In this observational, European, multicenter study, we included 112 CKD3-4 patients from Spain, 171 dialysis patients from Toulouse and La Reunion (France), and 170 CKD5 patients from Sweden. Serum proteome analysis was performed using LC-MS/MS on a subset of 66 CKD3-4 patients. Circulating calprotectin concentration was validated in the serum or plasma from the full cohorts by ELISA. Calprotectin was associated with CV outcome (2-4 years of follow-up) or with vascular calcification score assessed by Von Kossa staining on a piece of epigastric artery collected during renal transplantation surgery. The effect of calprotectin on calcification was measured in primary human vascular smooth muscle cells (VSMCs) and mouse aortic rings. The anticalcific potential of calprotectin inhibitor paquinimod was studied in a 5/6 subtotal nephrectomy mouse model.

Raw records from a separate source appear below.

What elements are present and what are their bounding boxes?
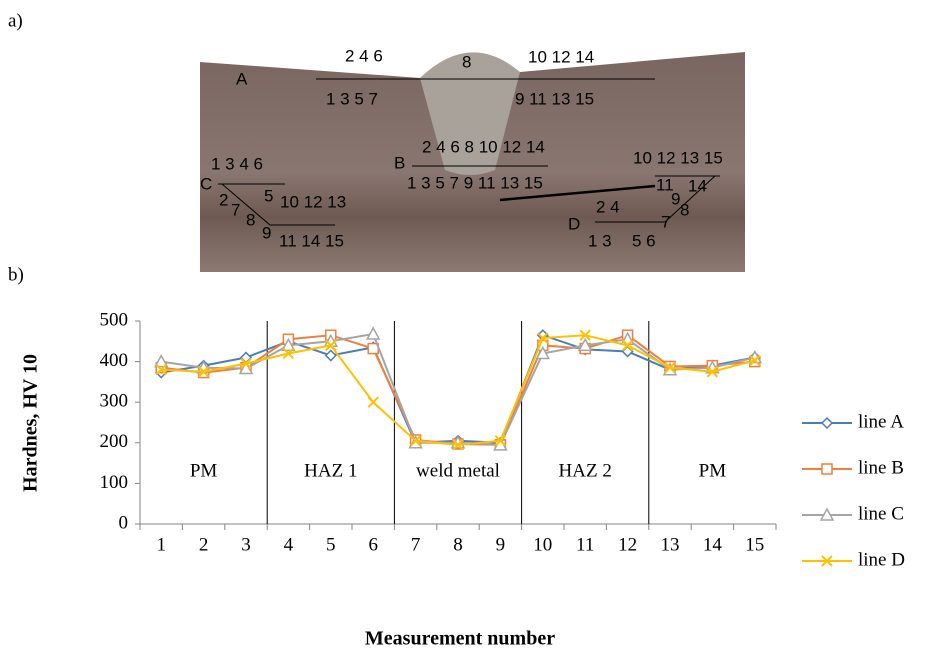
marker	[822, 464, 832, 474]
y-tick-label: 300	[100, 391, 129, 412]
marker	[368, 397, 378, 407]
photo-label: 11 14 15	[279, 231, 344, 250]
region-label: HAZ 1	[304, 460, 357, 481]
photo-label: 2 4	[596, 197, 620, 216]
photo-label: 2	[219, 190, 228, 209]
x-tick-label: 1	[156, 534, 166, 555]
panel-label: b)	[8, 264, 24, 285]
x-tick-label: 15	[745, 534, 764, 555]
x-tick-label: 12	[618, 534, 637, 555]
photo-label: 1 3	[588, 231, 612, 250]
x-tick-label: 11	[576, 534, 594, 555]
photo-label: 7	[661, 212, 670, 231]
x-tick-label: 10	[533, 534, 552, 555]
x-tick-label: 7	[411, 534, 421, 555]
photo-label: 9	[262, 223, 271, 242]
photo-label: 2 4 6 8 10 12 14	[422, 137, 545, 156]
photo-label: C	[200, 174, 212, 193]
photo-label: 7	[231, 200, 240, 219]
x-tick-label: 9	[496, 534, 506, 555]
x-tick-label: 4	[284, 534, 294, 555]
photo-label: 8	[680, 200, 689, 219]
series-line	[161, 335, 755, 445]
photo-label: 1 3 5 7 9 11 13 15	[407, 173, 543, 192]
legend-label: line D	[858, 549, 905, 570]
photo-label: D	[568, 214, 580, 233]
photo-label: 10 12 14	[528, 47, 594, 66]
photo-label: A	[236, 69, 248, 88]
y-tick-label: 0	[119, 512, 129, 533]
photo-label: 14	[688, 176, 707, 195]
photo-label: B	[394, 153, 405, 172]
x-tick-label: 14	[703, 534, 723, 555]
chart: Measurement number Hardnes, HV 10 0 100 20…	[20, 309, 905, 649]
x-tick-label: 3	[241, 534, 251, 555]
x-tick-label: 13	[661, 534, 680, 555]
photo-label: 5 6	[632, 231, 656, 250]
x-tick-label: 6	[368, 534, 378, 555]
marker	[326, 351, 336, 361]
x-tick-label: 8	[453, 534, 463, 555]
series-line	[161, 335, 755, 443]
photo-label: 9 11 13 15	[515, 89, 594, 108]
legend-label: line B	[858, 457, 904, 478]
photo-label: 2 4 6	[345, 46, 383, 65]
y-tick-label: 500	[100, 309, 129, 330]
series-line	[161, 335, 755, 445]
photo-label: 10 12 13 15	[633, 148, 723, 167]
x-tick-label: 2	[199, 534, 209, 555]
region-label: weld metal	[416, 460, 500, 481]
figure: a) b) A2 4 6810 12 141 3 5 79 11 13 15B2…	[0, 0, 947, 662]
marker	[822, 418, 832, 428]
legend-label: line C	[858, 503, 904, 524]
series-line	[161, 334, 755, 445]
panel-label: a)	[8, 10, 23, 31]
region-label: HAZ 2	[559, 460, 612, 481]
y-tick-label: 100	[100, 472, 129, 493]
axis-title-x: Measurement number	[365, 628, 555, 650]
axis-title-y: Hardnes, HV 10	[20, 354, 42, 492]
legend-label: line A	[858, 411, 904, 432]
y-tick-label: 200	[100, 431, 129, 452]
photo-label: 1 3 4 6	[211, 154, 263, 173]
photo-label: 10 12 13	[280, 192, 346, 211]
x-tick-label: 5	[326, 534, 336, 555]
y-tick-label: 400	[100, 350, 129, 371]
photo-label: 5	[264, 186, 273, 205]
photo-label: 8	[246, 210, 255, 229]
photo-label: 1 3 5 7	[326, 89, 378, 108]
region-label: PM	[190, 460, 218, 481]
photo-label: 8	[462, 52, 471, 71]
region-label: PM	[699, 460, 727, 481]
marker	[367, 328, 379, 339]
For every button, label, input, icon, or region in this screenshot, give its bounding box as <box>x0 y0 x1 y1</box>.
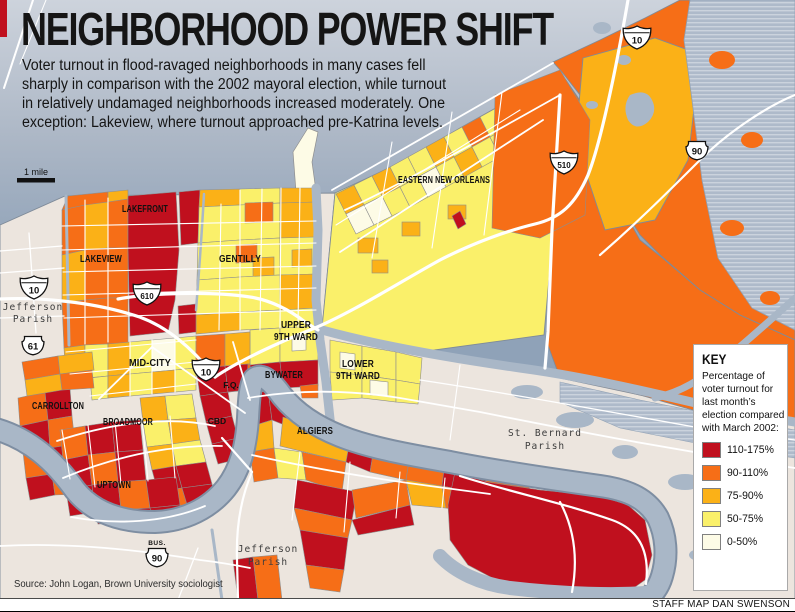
label-eastern-new-orleans: EASTERN NEW ORLEANS <box>398 175 490 186</box>
source-credit: Source: John Logan, Brown University soc… <box>14 579 223 590</box>
svg-text:90: 90 <box>152 554 163 565</box>
scale-label: 1 mile <box>24 167 48 177</box>
marsh-hatched-ne <box>683 0 795 331</box>
i10-shield-northeast: 10 <box>622 25 652 50</box>
legend-items: 110-175% 90-110% 75-90% 50-75% 0-50% <box>702 442 780 550</box>
label-lakefront: LAKEFRONT <box>122 204 168 215</box>
legend-description: Percentage of voter turnout for last mon… <box>702 370 785 434</box>
legend-swatch-75-90 <box>702 488 721 504</box>
i10-shield-mid: 10 <box>191 357 221 382</box>
label-algiers: ALGIERS <box>297 426 333 437</box>
i10-shield-west: 10 <box>19 275 49 300</box>
staff-credit: STAFF MAP DAN SWENSON <box>652 599 790 610</box>
lagoon <box>625 92 655 127</box>
credit-bar: STAFF MAP DAN SWENSON <box>0 598 795 612</box>
label-uptown: UPTOWN <box>97 480 131 491</box>
label-lower-9th-1: LOWER <box>342 359 374 370</box>
causeway-bridge <box>3 0 47 89</box>
svg-text:510: 510 <box>557 161 571 170</box>
label-upper-9th-1: UPPER <box>281 320 311 331</box>
svg-text:90: 90 <box>692 147 703 158</box>
label-cbd: CBD <box>208 416 226 426</box>
svg-text:10: 10 <box>632 36 643 47</box>
svg-text:610: 610 <box>140 292 154 301</box>
svg-text:BUS.: BUS. <box>148 540 166 547</box>
legend-item: 90-110% <box>702 465 780 481</box>
us90-shield-east: 90 <box>685 140 709 161</box>
label-lakeview: LAKEVIEW <box>80 254 122 265</box>
legend-label: 50-75% <box>727 513 764 525</box>
label-fq: F.Q. <box>223 380 239 390</box>
legend-item: 110-175% <box>702 442 780 458</box>
legend-item: 0-50% <box>702 534 780 550</box>
legend-label: 0-50% <box>727 536 758 548</box>
parish-labels: Jefferson Parish St. Bernard Parish Jeff… <box>3 302 582 568</box>
marsh-blobs <box>586 22 780 305</box>
svg-text:10: 10 <box>201 368 212 379</box>
label-broadmoor: BROADMOOR <box>103 417 153 428</box>
label-jefferson-west-1: Jefferson <box>3 302 63 313</box>
legend-item: 50-75% <box>702 511 780 527</box>
neighborhood-labels: LAKEFRONT LAKEVIEW GENTILLY EASTERN NEW … <box>32 175 490 491</box>
label-st-bernard-2: Parish <box>525 441 565 452</box>
label-gentilly: GENTILLY <box>219 254 261 265</box>
label-jefferson-west-2: Parish <box>13 314 53 325</box>
legend-label: 110-175% <box>727 444 774 456</box>
i510-shield: 510 <box>549 150 579 175</box>
label-carrollton: CARROLLTON <box>32 401 84 412</box>
lower-9th-parcels <box>329 339 423 405</box>
legend-swatch-110-175 <box>702 442 721 458</box>
legend-swatch-90-110 <box>702 465 721 481</box>
label-jefferson-south-1: Jefferson <box>238 544 298 555</box>
subtitle: Voter turnout in flood-ravaged neighborh… <box>22 57 447 131</box>
us90-business-shield: BUS. 90 <box>145 540 169 568</box>
i610-shield: 610 <box>132 281 162 306</box>
legend-label: 75-90% <box>727 490 764 502</box>
accent-bar <box>0 0 7 37</box>
legend-swatch-50-75 <box>702 511 721 527</box>
us61-shield: 61 <box>21 335 45 356</box>
label-jefferson-south-2: Parish <box>248 557 288 568</box>
svg-text:61: 61 <box>28 342 39 353</box>
legend-label: 90-110% <box>727 467 769 479</box>
legend-box: KEY Percentage of voter turnout for last… <box>693 344 788 591</box>
legend-title: KEY <box>702 351 727 367</box>
scale-bar: 1 mile <box>17 167 55 183</box>
legend-swatch-0-50 <box>702 534 721 550</box>
label-mid-city: MID-CITY <box>129 358 171 369</box>
label-bywater: BYWATER <box>265 370 303 381</box>
label-upper-9th-2: 9TH WARD <box>274 332 318 343</box>
mississippi-river <box>0 364 678 612</box>
svg-text:10: 10 <box>29 286 40 297</box>
label-lower-9th-2: 9TH WARD <box>336 371 380 382</box>
label-st-bernard-1: St. Bernard <box>508 428 582 439</box>
page-title: NEIGHBORHOOD POWER SHIFT <box>21 3 554 55</box>
legend-item: 75-90% <box>702 488 780 504</box>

We identified using serum proteome analysis and further validation by ELISA that calprotectin, a circulating damage-associated molecular pattern protein, was associated with vascular calcification, CV outcome and mortality in CKD and dialysis patients. In primary human VSMCs and mouse aortic rings, calprotectin exacerbated calcification. Treatment with paquinimod inhibited the pro-calcifying effect of calprotectin. Paquinimod also ameliorated calcification induced by serum of uremic patients in primary human VSMCs. Finally, treatment with paquinimod blocked vascular calcification in mice with chronic renal failure induced by 5/6 subtotal nephrectomy.


We identified calprotectin as a key factor associated with vascular calcification, CV outcome and mortality in CKD patients. Blockade of calprotectin by paquinimod might be a promising strategy to reduce the burden of vascular calcification in CKD.